Auch Rebekka wird in der Erzählung ihrer »Entdeckung« als Frau für Isaak als tov bezeichnet (Gen 24,16). Rebekka wird zur »perfekten Ehefrau«, nicht nur weil sie körperlich schön ist. Ja, ihre Schönheit wird eben gerade nicht körperlich beschrieben, sondern sie ist »schön und gut«, weil sie präsent ist in der Begegnung am Brunnen und »recht« zu handeln versteht, weil sie (gegen ihre Familie) sofort zum Aufbruch bereit ist wie Abraham, weil sie einen Segen erhält (wie Abraham), weil offensichtlich die gesamte Ereigniskette der Brautwerbung von Gott geführt ist und schließlich, weil Rebekka einfach die perfekte Nachfolgerin der Erzmutter Sara ist.

Schön, weil es Unterschiede gibt!


Eine völlig andere Spur von Schönheit zeigt sich im dritten Kapitel des Buches Kohelet. Das berühmte Gedicht über die Zeit im Kapitel 3,1–9 beschreibt die Pole und die großen Spannungen des menschlichen Lebens: Von der Geburt zum Tod, von der Liebe zum Hass, von Zerreißen und Nähen, von Krieg und von Frieden, …

Kohelet schaut sich das alles genau an. Er sieht die Bestimmung des Menschen eben darin, Gottes Auftrag zu erfüllen. Und er bewertet das alles mit »schön«: »Das alles hat er schön gemacht zu seiner Zeit. Überdies hat er die Ewigkeit in ihr Herz hineingelegt.« (Koh 3,11) Im Wechsel, im Unterschied, im Hin- und Her des Lebens erkennt Kohelet eine Grundstruktur göttlichen Ursprungs. Völlig jenseits der Frage nach individuellem Leid, persönlicher Schuld oder geteilter Verantwortung – auch wenn alle ihren göttlichen Auftrag leben, bleibt dieser Wechsel als Konstante. Und Kohelet erkennt: Das alles ist schön.

Allerdings verwendet Kohelet hier nicht (vgl. Gen 1,1–2,3) tov (gut, schön), sondern ein anderes Wort für »schön«: jafæh. Dieses allerdings nur zweimal im ganzen Buch (nur 3,11 und 5,17)! Vermutlich will Kohelet damit zum Ausdruck bringen, dass die Schönheit der Welt weit tiefer liegt, als die Beobachtung oder Wertung der Gegensätze von »gut und böse«. Für »gut« gibt es kein alternatives Wort und so muss er ausweichen in der Wortwahl.

Für Kohelet ist also die Welt »schön« nicht trotz, sondern gerade in ihren Gegensätzen. Das ist keine Abschwächung von der Wertung mit »sehr gut« in Gen 1,31.

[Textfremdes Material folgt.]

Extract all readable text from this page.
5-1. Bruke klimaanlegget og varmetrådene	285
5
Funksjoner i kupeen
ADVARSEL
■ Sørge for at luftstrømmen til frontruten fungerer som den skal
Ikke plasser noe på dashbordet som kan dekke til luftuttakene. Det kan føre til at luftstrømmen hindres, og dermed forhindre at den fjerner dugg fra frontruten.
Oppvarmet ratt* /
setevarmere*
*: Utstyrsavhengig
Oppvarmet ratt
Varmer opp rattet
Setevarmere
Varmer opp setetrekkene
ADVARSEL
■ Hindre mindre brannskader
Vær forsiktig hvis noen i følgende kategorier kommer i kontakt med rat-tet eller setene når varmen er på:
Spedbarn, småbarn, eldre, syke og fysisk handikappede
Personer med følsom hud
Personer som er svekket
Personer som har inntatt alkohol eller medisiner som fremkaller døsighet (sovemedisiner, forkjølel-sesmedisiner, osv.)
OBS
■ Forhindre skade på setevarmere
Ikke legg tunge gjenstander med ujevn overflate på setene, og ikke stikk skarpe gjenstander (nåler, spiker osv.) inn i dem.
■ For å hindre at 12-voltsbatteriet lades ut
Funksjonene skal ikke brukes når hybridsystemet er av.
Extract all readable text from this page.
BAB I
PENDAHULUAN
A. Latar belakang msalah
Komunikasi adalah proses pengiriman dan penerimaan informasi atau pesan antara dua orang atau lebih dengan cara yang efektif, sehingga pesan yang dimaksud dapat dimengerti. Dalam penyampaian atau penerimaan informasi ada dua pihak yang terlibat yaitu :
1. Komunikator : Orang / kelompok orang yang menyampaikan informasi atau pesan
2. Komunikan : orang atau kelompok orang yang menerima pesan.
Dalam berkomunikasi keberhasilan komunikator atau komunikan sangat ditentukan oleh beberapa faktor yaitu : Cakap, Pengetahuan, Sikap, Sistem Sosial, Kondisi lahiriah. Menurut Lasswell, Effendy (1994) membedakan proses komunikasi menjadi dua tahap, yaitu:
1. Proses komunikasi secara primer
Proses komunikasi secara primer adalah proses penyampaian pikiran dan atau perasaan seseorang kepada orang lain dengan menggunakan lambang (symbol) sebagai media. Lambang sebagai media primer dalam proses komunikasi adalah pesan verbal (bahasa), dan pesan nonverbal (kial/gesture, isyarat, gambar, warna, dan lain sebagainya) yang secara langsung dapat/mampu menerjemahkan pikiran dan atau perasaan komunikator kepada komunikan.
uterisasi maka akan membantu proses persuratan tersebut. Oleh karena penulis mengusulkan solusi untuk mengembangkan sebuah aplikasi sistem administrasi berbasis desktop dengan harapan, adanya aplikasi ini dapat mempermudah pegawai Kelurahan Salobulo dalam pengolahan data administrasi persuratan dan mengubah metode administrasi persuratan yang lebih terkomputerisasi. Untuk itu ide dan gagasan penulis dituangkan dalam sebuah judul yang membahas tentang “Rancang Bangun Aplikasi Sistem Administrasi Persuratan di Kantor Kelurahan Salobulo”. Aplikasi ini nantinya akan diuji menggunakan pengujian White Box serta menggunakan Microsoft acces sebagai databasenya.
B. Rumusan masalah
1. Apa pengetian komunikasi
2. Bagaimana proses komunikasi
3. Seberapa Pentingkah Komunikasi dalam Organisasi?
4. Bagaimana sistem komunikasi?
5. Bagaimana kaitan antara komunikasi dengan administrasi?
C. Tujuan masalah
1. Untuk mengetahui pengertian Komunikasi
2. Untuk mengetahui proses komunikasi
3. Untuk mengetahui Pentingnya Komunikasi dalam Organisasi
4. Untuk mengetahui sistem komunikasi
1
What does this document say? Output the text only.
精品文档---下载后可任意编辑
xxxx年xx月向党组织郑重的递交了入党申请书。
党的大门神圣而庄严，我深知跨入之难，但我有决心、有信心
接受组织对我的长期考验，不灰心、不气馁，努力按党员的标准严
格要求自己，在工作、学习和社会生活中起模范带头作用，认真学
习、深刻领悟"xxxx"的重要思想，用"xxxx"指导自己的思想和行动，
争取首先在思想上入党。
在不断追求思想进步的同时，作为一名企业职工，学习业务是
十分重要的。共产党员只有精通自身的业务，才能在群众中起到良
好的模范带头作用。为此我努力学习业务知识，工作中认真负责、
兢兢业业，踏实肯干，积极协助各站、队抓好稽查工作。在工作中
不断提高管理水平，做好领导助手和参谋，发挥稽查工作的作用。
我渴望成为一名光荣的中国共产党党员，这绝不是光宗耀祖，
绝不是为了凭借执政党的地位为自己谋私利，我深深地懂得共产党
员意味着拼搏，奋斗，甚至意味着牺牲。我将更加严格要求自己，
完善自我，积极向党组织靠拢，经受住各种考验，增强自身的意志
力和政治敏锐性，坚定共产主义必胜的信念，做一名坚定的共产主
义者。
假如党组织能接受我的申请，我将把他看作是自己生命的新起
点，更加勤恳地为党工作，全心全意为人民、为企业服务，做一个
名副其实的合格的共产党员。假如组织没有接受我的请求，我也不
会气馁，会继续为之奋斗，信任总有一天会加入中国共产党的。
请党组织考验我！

Raus aus dem Schönheitswahn!


Im Neuen Testament wird über Schönheit von Menschen kaum gesprochen. Während im Alten Testament die wichtigen Personen immer »schön« sind, weil »Schönheit« ihre Gottesnähe und vor allem ihren Auftrag zeigt, ist im Neuen Testament das Thema kaum existent. Und auch die Frage, ob Jesus »schön« war, stellt sich erstmals der Kirchenvater Origines im 3. Jahrhundert (seine Antwort lautet allerdings: Nein, hässlich!). Vermutlich liegt das daran, dass Jesus auf dem Hintergrund des alttestamentlichen Gottesknechtes gedeutet wurde. Dieser Gottesknecht aber ist nun genau das Gegenteil eines schönen Menschen: »Er hatte keine schöne und edle Gestalt, sodass wir ihn anschauen mochten. Er sah nicht so aus, dass wir Gefallen finden an ihm. Er wurde verachtet und von den Menschen gemieden…« (Jes 53,2–3).

Dennoch ist dieser hässliche Mensch derjenige, der Erlösung für das Volk bewirken wird – eine Art literarisches Paradox. In der Beschreibung der Folter und der Ermordung Jesu werden die Texte aus Jesaja allerdings zur sprachlichen Vorlage. Nur aus ihnen kann verständlich gemacht werden, dass der leidende und geschundene Mensch genau der ist, der eben nicht von Gott verlassen ist. Das ist der Weg, auf dem die Fürsorge für Kranke, für Menschen mit körperlichen wie seelischen Behinderungen als Gottesbegegnung gelebt werden kann. Nichts an menschlichen Körpern muss abgelehnt werden, weil uns in jeder Form, in jeder Gestalt, in allen Facetten jederzeit der Gottesknecht/Christus begegnet. Das ist wahrlich erlösend.

Schöne, weil perfekte Tat einer...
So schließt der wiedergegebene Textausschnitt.